The higher level interface, v[1] and radius(x), could then be written in a safe way with allocations.

[kalmarek]

unsafe_load does copy the data, so it's not allocation free.

I just tried

v = [1,2,3]
CC = AcbField(256)
jlv = CC.(v)
arbv = AcbVector(jlv)
unsafe_wrap(Array, arbv.ptr, (3,)) # ← truly non-allocating

but it crashes instantly :D

[Joel-Dahne]

Okay, so it does allocation for the struct but does not call arb_init and thus doesn't need to allocate space for the pointers in the struct at least? I hope to have time to experiment a bit more with this in the weekend.

[kalmarek]

@Joel-Dahne that is correct: unsafe_load allocates a julia object and copies the corresponding fields to it.
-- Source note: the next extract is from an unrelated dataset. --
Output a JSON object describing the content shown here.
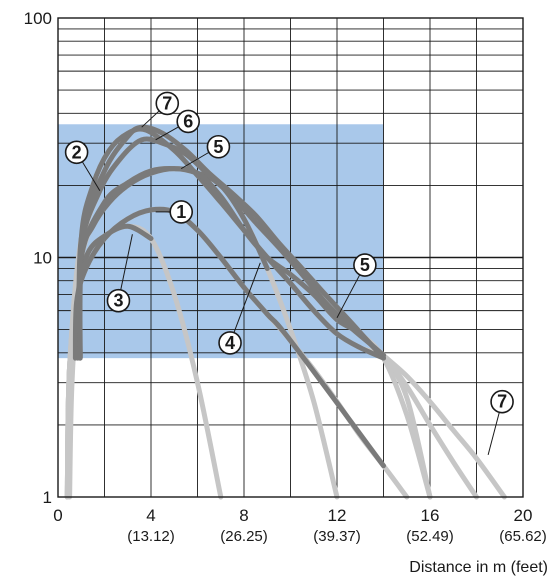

However the arblibs data (the fields are pointing to) are not copied, therefore the result is an unsafe object.
To be precise, this is the correct syntax to add 5 to the first coordinate:

v = ArbVector([1, 2, 3])
GC.@preserve v
    Arblib.add!(Arblib.unsafe_getindex(v, 1), Arblib.unsafe_getindex(v, 1), 5, prec = precision(v))
    b = Arblib.unsafe_getindex(v, 1)
    # do something with b, but never leak it out of @preserve block:
    (b > 1 ? true : false)
end

I'm not sure if unsafe_getindex is the right name here: in julia unsafe_* means that the arguments need to be checked for validity, but the result is a safe julia object. Here, it's the opposite...

[Joel-Dahne]

One problem I see if we copy the struct is that some of the data is stored directly in the struct and some of it where the fields are pointing to, which data is stored in the struct also depends on the data. So if we copy the struct and update the fields the original copy might or might not be updated correctly.

[Joel-Dahne]

The struct for ArbVector, AcbVector and the such should not really depend on how we choose to handle mutability and non-allocation right? What I might do is to start implementing the simpler parts, defining the types and such.